About the Chiloquin Dam

   
The Chiloquin Dam was built by the Bureau of Indian Service, now the Bureau of Indian Affairs, for the Klamath Tribe in 1914. 

   Ownership was transferred to the Modoc Point Irrigation District in 1973 when the tribe was terminated. The sole purpose of the dam was providing water to irrigation district water users, who are now served by pumps. 

   The dam had a fish ladder designed to allow suckers to swim over it, but biologists said it was outdated and almost completely nonfunctional.
 
Fish making their way upstream after removal

   If seeing is believing, Dave Arter believes that fisheries biologists who said removal of the Chiloquin Dam would benefit fish were right. 

   “The fish are in fact going upstream,” said Arter, the construction engineer for the U.S. Bureau of Reclamation. 
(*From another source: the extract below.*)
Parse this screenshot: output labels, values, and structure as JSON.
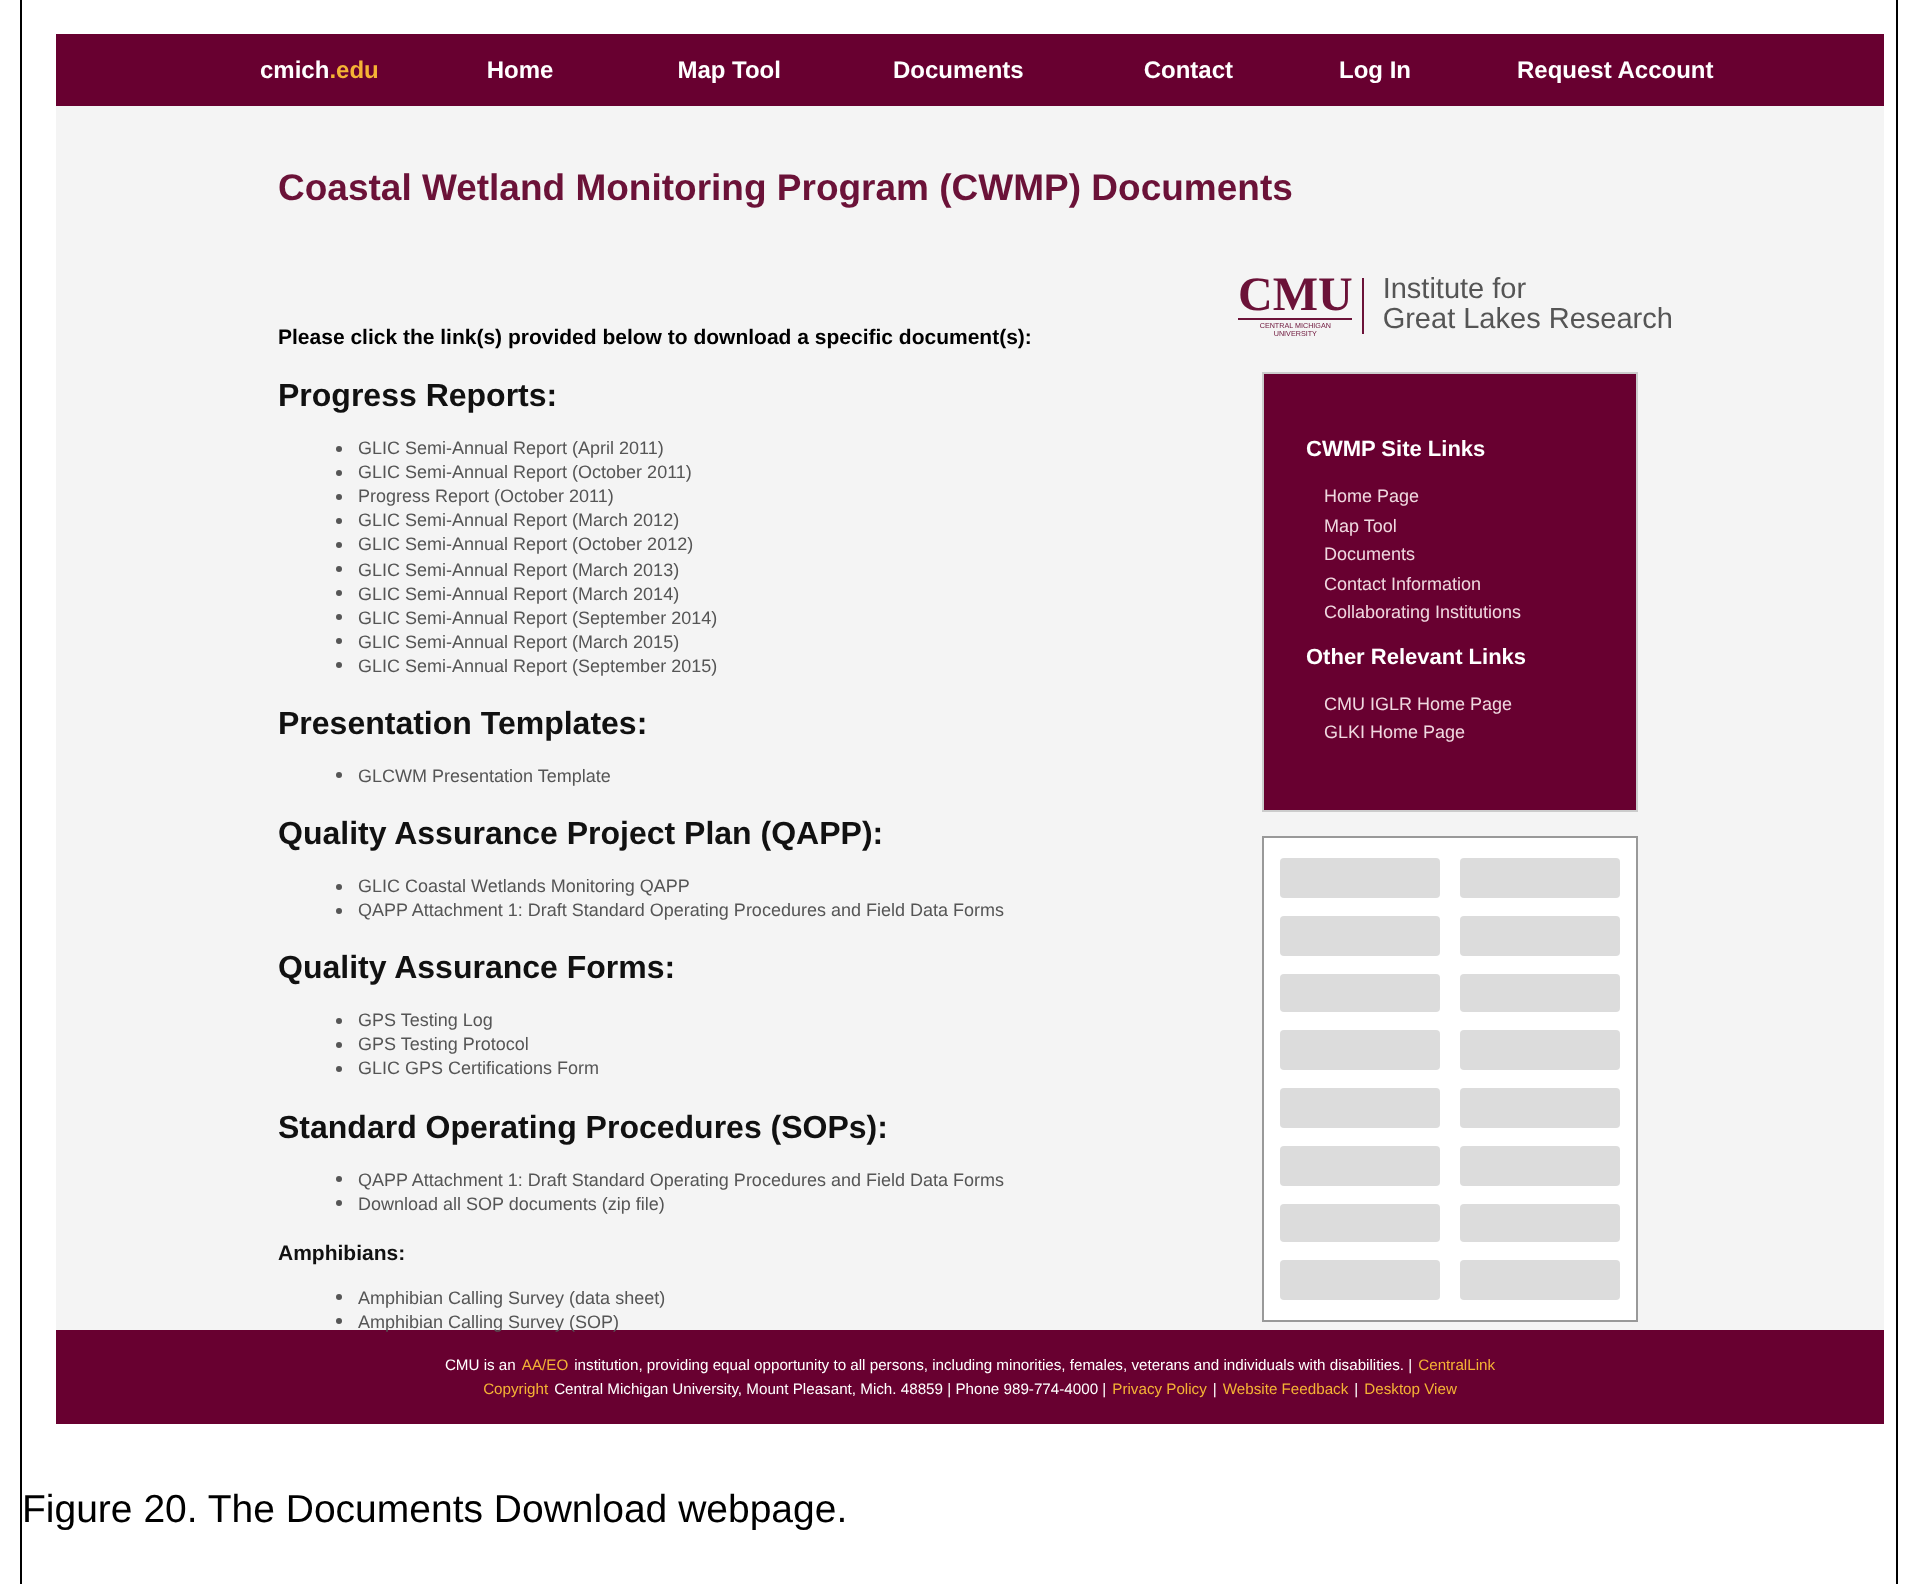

   Arter said he recently saw a young bald eagle dive, catch a fish and eventually work his way out of the river to some rocks, where it dried its wings before flying off — with the fish still in its talons. 

   “This proves the point that all
the biologists were right,” Arter said, referring to beliefs that the dam had blocked the upstream passage of fish, including endangered Lost River and shortnosed suckers, from Upper Klamath Lake. “The eagle caught the fish right where the old dam was.”